One of our competitive advantages is the diversity of our customer base and leadership across verticals. During the quarter, we landed and expanded with several energy customers, where PagerDuty is literally keeping the lights on.
During the year, customers adopted PagerDuty beyond incident response to service, to security and customer service, where users grew 56% and 40%, respectively. HashiCorp, LegalZoom, Discovery Communications and Slack use PagerDuty for customer service.
Slack's customer service agents use our platform for full case ownership, escalating customer-facing issues to the right subject matter experts or developers, so that they can be resolved quickly.
During Q4 PagerDuty executed on a number of new releases to the platform, including advanced automation, self-remediation and deeper customer service integrations. It launched change impact mapping, which allows developers to identify code thanes that impact their services and more easily resolve incidents.
PagerDuty said that it processed 41 billion events and API requests in 2021 and improved customers' average resolution time by 20%.

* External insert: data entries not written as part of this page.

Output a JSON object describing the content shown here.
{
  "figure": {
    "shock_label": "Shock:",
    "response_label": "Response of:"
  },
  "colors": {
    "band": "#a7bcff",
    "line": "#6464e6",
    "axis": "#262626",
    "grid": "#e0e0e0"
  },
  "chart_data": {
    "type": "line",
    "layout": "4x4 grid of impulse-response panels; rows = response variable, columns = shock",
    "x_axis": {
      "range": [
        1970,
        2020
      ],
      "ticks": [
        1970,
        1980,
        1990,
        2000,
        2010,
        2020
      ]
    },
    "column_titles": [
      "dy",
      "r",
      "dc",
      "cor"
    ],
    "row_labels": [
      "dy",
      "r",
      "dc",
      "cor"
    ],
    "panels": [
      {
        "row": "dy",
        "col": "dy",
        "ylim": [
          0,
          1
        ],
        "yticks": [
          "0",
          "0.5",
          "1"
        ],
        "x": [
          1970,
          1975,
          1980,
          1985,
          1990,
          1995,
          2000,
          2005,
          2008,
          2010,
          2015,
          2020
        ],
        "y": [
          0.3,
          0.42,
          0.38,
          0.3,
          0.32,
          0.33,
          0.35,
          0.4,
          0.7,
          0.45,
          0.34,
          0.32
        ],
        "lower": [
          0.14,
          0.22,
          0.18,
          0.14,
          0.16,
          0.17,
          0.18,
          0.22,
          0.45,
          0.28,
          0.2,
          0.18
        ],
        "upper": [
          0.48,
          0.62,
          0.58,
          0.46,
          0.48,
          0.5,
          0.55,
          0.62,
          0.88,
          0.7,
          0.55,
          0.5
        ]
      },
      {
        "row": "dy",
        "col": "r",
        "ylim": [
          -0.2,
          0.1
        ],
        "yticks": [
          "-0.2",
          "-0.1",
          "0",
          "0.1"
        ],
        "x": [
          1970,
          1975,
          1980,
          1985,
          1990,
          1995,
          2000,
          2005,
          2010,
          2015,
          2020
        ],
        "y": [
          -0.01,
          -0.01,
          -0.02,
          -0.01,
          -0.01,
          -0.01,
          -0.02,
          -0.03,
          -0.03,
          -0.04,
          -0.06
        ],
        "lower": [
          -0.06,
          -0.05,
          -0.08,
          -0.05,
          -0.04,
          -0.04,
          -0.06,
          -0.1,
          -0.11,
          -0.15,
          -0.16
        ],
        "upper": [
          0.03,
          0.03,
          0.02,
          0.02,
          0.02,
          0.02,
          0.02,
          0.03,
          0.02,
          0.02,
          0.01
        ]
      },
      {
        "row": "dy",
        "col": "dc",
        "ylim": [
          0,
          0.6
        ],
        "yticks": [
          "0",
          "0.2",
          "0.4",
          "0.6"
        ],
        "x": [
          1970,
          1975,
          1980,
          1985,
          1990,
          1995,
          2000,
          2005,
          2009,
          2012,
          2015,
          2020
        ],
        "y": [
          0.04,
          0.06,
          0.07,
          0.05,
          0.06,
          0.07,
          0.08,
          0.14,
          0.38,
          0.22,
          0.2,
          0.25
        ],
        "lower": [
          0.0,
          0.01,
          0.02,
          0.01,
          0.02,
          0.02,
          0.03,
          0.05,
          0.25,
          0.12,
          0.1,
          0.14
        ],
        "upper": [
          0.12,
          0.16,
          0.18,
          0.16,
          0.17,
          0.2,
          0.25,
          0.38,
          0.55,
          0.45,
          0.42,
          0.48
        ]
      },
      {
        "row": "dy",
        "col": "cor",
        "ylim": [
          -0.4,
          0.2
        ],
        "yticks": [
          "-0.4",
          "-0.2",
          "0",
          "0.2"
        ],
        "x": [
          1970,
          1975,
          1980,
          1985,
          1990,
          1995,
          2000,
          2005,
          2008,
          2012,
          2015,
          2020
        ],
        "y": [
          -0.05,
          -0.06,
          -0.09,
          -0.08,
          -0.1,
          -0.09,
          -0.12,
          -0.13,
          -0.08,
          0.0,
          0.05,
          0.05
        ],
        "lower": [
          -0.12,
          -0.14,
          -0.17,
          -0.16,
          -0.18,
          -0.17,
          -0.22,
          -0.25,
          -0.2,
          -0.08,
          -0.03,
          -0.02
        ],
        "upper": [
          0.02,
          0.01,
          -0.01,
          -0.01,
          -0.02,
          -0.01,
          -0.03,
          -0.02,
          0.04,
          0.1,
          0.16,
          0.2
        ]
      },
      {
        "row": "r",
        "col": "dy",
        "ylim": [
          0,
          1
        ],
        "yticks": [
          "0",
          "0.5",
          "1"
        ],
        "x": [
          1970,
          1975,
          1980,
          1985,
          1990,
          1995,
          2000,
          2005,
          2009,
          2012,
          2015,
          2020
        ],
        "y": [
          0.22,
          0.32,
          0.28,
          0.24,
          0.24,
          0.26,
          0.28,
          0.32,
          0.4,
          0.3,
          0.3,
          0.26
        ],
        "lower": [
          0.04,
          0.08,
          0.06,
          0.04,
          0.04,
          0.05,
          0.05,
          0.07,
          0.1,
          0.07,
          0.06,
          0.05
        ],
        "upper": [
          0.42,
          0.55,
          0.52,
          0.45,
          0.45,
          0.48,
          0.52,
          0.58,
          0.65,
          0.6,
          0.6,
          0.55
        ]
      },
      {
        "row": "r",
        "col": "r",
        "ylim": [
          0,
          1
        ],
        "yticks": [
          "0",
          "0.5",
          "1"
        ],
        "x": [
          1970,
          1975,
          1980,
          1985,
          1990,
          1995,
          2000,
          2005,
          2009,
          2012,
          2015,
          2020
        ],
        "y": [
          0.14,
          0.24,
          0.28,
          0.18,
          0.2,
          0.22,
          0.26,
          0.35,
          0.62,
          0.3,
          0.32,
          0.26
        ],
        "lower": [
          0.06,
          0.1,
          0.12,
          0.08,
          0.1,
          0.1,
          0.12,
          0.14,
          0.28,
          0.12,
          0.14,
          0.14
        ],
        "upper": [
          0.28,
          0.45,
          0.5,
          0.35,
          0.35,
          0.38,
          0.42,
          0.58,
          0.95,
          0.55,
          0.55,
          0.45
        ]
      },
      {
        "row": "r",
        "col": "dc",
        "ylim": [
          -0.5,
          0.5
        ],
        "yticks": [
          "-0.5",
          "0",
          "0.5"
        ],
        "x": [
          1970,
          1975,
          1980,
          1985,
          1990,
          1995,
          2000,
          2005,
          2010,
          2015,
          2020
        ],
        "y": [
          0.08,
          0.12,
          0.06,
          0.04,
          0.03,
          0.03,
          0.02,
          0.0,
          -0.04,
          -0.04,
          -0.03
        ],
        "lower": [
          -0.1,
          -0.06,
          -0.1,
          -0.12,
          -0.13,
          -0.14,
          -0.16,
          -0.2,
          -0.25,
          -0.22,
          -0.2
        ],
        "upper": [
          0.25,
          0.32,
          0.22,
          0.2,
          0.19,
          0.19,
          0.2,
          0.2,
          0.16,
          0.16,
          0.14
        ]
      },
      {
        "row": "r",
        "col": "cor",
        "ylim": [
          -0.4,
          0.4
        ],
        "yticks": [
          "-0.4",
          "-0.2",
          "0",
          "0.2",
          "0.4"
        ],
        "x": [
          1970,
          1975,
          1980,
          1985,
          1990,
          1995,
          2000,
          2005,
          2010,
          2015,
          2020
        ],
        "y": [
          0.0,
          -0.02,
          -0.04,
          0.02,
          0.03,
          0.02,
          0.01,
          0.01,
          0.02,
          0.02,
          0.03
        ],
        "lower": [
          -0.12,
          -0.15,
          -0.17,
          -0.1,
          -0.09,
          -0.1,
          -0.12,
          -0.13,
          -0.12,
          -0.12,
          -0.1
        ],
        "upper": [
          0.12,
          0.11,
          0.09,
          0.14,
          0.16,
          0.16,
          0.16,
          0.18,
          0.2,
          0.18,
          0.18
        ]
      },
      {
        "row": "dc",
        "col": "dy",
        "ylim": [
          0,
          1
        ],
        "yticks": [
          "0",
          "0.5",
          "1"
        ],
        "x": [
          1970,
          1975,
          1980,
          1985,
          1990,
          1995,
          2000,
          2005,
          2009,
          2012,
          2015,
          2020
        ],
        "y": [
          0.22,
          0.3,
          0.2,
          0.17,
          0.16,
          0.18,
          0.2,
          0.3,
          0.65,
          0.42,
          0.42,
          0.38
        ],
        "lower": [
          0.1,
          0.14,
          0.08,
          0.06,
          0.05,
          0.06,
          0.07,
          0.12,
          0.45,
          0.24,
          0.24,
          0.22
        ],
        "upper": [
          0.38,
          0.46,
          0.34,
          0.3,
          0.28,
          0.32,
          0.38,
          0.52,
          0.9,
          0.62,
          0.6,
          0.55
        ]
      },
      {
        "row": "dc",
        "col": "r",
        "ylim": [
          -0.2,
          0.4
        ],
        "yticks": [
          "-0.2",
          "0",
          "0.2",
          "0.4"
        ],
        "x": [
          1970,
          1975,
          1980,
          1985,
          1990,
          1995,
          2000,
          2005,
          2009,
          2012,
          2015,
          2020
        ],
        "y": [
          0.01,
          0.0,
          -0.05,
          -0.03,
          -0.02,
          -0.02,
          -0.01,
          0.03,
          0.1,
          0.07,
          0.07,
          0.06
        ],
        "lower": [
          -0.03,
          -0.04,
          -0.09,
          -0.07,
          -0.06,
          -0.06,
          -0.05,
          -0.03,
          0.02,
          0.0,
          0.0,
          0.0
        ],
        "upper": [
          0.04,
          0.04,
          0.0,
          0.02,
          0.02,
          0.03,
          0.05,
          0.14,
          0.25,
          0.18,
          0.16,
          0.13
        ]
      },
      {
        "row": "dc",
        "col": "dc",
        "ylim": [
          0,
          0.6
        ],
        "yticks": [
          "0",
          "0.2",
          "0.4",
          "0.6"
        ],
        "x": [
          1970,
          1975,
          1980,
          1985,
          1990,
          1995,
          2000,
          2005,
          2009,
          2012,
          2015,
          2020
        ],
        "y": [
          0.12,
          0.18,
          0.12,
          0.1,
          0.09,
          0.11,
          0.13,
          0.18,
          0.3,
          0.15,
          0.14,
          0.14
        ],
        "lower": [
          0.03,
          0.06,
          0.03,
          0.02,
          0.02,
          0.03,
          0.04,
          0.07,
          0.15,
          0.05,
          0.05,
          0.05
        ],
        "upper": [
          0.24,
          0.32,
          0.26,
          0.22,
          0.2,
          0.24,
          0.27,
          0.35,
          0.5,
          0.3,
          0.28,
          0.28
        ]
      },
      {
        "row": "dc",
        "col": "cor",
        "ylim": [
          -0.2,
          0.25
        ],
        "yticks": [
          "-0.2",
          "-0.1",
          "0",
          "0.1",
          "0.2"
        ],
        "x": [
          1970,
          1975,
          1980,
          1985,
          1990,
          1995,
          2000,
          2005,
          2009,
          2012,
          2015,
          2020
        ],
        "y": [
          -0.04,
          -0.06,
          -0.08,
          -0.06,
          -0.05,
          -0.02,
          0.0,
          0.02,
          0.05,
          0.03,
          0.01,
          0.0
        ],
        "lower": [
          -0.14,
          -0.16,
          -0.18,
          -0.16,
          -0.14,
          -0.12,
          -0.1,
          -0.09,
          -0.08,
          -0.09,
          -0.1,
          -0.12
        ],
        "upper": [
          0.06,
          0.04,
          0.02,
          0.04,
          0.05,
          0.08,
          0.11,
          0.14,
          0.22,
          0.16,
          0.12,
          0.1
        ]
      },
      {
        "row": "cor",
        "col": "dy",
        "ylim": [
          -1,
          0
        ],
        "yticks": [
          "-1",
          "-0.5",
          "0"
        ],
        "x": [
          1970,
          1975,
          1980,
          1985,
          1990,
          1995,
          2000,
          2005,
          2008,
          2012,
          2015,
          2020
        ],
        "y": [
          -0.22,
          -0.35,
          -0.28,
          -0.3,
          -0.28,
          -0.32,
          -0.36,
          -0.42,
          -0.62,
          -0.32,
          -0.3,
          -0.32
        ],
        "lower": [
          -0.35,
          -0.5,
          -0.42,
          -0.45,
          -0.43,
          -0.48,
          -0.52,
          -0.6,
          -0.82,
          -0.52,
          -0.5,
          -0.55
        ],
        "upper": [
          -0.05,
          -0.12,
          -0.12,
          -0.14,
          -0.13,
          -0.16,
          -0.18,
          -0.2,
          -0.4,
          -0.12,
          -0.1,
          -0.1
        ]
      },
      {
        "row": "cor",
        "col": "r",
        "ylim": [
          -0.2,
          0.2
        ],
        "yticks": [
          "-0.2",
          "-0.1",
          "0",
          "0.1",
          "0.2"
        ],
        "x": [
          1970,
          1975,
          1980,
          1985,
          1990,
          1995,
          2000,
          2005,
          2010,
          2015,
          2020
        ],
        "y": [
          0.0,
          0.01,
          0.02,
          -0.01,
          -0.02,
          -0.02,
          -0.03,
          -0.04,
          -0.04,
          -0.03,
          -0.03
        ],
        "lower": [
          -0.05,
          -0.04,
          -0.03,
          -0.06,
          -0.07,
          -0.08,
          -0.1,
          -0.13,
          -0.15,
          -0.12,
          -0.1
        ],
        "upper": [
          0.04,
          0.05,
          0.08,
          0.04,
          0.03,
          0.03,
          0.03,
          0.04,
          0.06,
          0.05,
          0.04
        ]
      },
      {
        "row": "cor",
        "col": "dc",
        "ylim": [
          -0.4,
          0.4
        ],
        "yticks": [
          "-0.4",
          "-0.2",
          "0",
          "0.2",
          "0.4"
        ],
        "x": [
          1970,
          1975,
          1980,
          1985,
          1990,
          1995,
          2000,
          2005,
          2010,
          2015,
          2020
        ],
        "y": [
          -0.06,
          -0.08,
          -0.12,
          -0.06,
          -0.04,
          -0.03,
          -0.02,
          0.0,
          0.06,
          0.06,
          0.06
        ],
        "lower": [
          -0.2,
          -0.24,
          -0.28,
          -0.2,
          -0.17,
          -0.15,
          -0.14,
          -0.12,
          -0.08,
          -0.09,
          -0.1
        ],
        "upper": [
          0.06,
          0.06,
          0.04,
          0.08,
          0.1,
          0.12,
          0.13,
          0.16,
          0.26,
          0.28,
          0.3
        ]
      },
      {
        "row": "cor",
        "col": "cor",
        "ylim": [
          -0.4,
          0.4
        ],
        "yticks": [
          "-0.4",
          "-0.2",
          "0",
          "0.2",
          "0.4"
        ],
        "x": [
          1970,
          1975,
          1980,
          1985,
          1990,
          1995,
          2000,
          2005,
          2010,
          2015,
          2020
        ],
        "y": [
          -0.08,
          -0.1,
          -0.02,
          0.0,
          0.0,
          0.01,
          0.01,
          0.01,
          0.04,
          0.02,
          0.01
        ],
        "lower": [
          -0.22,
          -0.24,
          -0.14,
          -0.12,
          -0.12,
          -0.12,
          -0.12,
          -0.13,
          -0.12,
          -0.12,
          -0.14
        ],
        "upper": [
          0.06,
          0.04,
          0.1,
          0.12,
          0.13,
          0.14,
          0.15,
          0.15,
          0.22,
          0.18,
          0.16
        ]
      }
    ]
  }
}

Tejada was keen to highlight the opportunity that COVID-19 has presented for PagerDuty going forward. She said:
The pandemic helped the market, especially business leaders, understand the mission-critical nature of digital operations, driving more strategic engagements across all of our segments. If anything, our total addressable market has grown. And as markets reopen, we expect to benefit from industries like travel, hospitality, entertainment, transportation and from small and medium businesses as they recover.
My take
As noted above, PagerDuty is one to watch. We've been impressed by the customers we have interviewed to date - these include Gousto, Mary's Meals and Monzo. If PagerDuty can successfully make its platform strategic for buyers outside of ITOps in areas such as customer service, it has a real opportunity in the years ahead.